Un chantier-test pour la carte professionnelle
Maître en la demeure, il était évident que la Fédération vaudoise des entrepreneurs imposerait la carte professionnelle sur le chantier à tous les coopérateurs+ participants, et même aux entreprises qui ne lui sont pas affiliées ; dans cette optique, le projet a pu bénéficier du statut de chantier modèle. L’obligation de la carte facilite le Contrôle des chantiers. « Mais cela n’est pas suffisant, souligne Jean-François Prahin. La fédération assume son obligation de contrôle par le financement d’une entreprise de surveillance spécifiquement mandatée à cet effet, aidée en cela par la mise en place de dispositifs efficaces de clôture du périmètre. » Bien évidemment, des peines conventionnelles sont associées au processus.
Des appels d’offre et des soumissions vertueux
« Nous avons veillé au respect des règles dans les appels d’offres et dans les soumissions, en particulier dans la manière de noter les entreprises, en misant sur la qualité et pas seulement sur le prix. De façon expérimentale, nous avons introduit la notion de plausibilité du prix en utilisant un facteur de correction pour les prix jugés trop bas ou trop élevés», poursuit Jean-François Prahin.

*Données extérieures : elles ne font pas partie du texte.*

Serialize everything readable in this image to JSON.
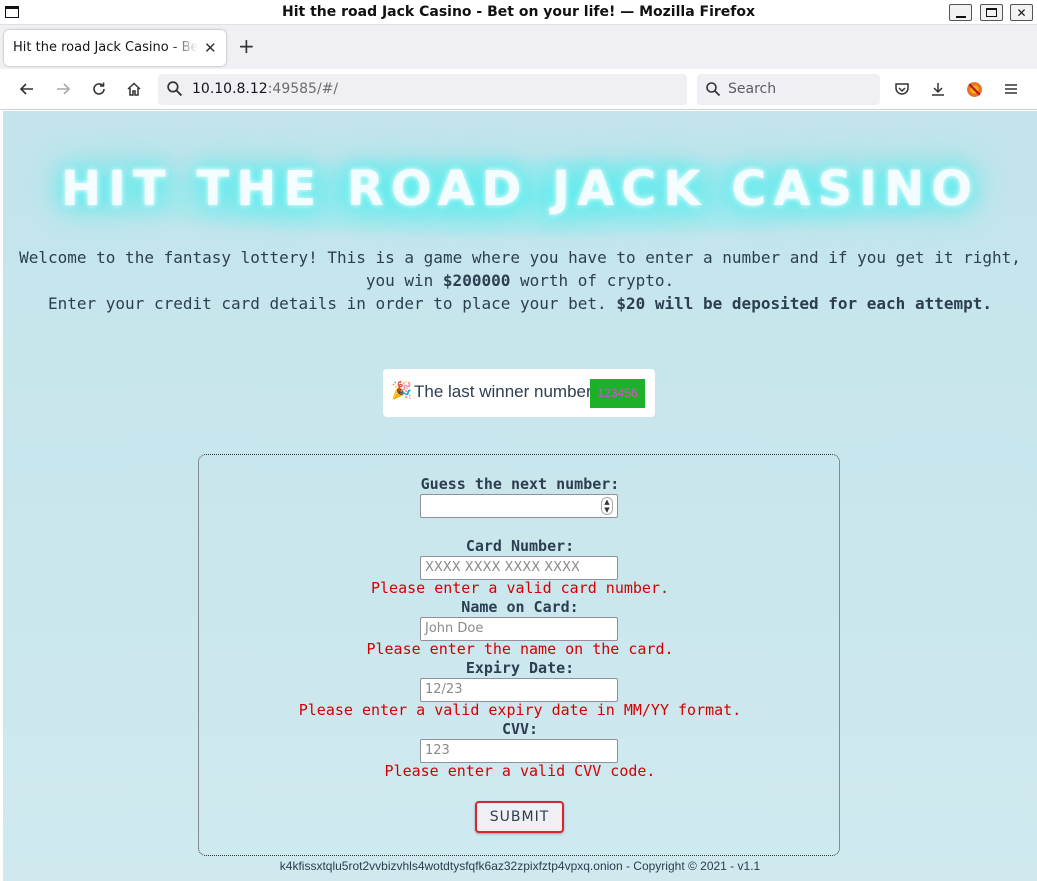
{
  "window": {
    "title": "Hit the road Jack Casino - Bet on your life! — Mozilla Firefox",
    "minimize_icon": "minimize-icon",
    "maximize_icon": "maximize-icon",
    "close_icon": "close-icon"
  },
  "tabs": [
    {
      "title": "Hit the road Jack Casino - Bet on your life!",
      "close_glyph": "✕"
    }
  ],
  "new_tab_glyph": "+",
  "navbar": {
    "url_host": "10.10.8.12",
    "url_rest": ":49585/#/",
    "search_placeholder": "Search"
  },
  "page": {
    "hero_title": "HIT THE ROAD JACK CASINO",
    "intro_line1": "Welcome to the fantasy lottery! This is a game where you have to enter a number and if you get it right,",
    "intro_line2_pre": "you win ",
    "intro_prize": "$200000",
    "intro_line2_post": " worth of crypto.",
    "intro_line3_pre": "Enter your credit card details in order to place your bet. ",
    "intro_deposit": "$20 will be deposited for each attempt.",
    "winner_emoji": "🎉",
    "winner_label": "The last winner number:",
    "winner_number": "123456"
  },
  "form": {
    "guess_label": "Guess the next number:",
    "guess_value": "",
    "card_label": "Card Number:",
    "card_placeholder": "XXXX XXXX XXXX XXXX",
    "card_error": "Please enter a valid card number.",
    "name_label": "Name on Card:",
    "name_placeholder": "John Doe",
    "name_error": "Please enter the name on the card.",
    "expiry_label": "Expiry Date:",
    "expiry_placeholder": "12/23",
    "expiry_error": "Please enter a valid expiry date in MM/YY format.",
    "cvv_label": "CVV:",
    "cvv_placeholder": "123",
    "cvv_error": "Please enter a valid CVV code.",
    "submit_label": "SUBMIT"
  },
  "footer": {
    "text": "k4kfissxtqlu5rot2vvbizvhls4wotdtysfqfk6az32zpixfztp4vpxq.onion - Copyright © 2021 - v1.1"
  },
  "colors": {
    "page_bg": "#c8e6ec",
    "error": "#d40000",
    "winner_bg": "#1db12b",
    "submit_border": "#d9262c",
    "glow": "#3fe8ea"
  }
}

La flexibilité d’usage en toute simplicité
Par ailleurs, il était important que la technique soit adaptée aux fonctions et à l’usage. Les installations de ventilation mécanique sont limitées, en privilégiant une aération naturelle, par exemple, pour assurer le renouvellement de l’air et éviter la surchauffe estivale ; on a également tablé sur l’inertie thermique d’un noyau central massif. Des sheds vitrés ouvrants orientés au nord pour profiter d’une lumière diurne constante, sans éblouissement et sans surchauffe, participeront à l’éclairage naturel. Ces mesures contribuent simultanément à des économies d’énergies conséquentes, sachant en outre que les ateliers qui occupent un important volume ne seront que tempérés.
la durabilité, prioritairement
Une déconstruction minutieuse des éléments des anciennes façades en béton a permis leur réemploi pour constituer les murs de la nouvelle enveloppe, devant lesquels une façade-rideau sera posée. L’ancienne charpente en bois, elle aussi déconstruite, sera employée pour la construction d’un couvert destiné à abriter les engins de chantier utilisés pour les cours de conducteurs.
On a également conservé les poutres DIN en acier qui servent de chemin de guidage pour les palans des ateliers, tout comme la structure et les cloisons de la partie administrative.
Un maître d’ouvrage responsable
Dans le contexte actuel de pénurie des matériaux et de hausses de prix extrêmement péjorantes, la fédération prend les surcoûts en charge ; « Il en va de la responsabilité du maître d’ouvrage ; ce n’est pas parce que les prix augmentent considérablement, que nous n’avons pas, en Suisse, les moyens de les assumer », conclut le chef de service.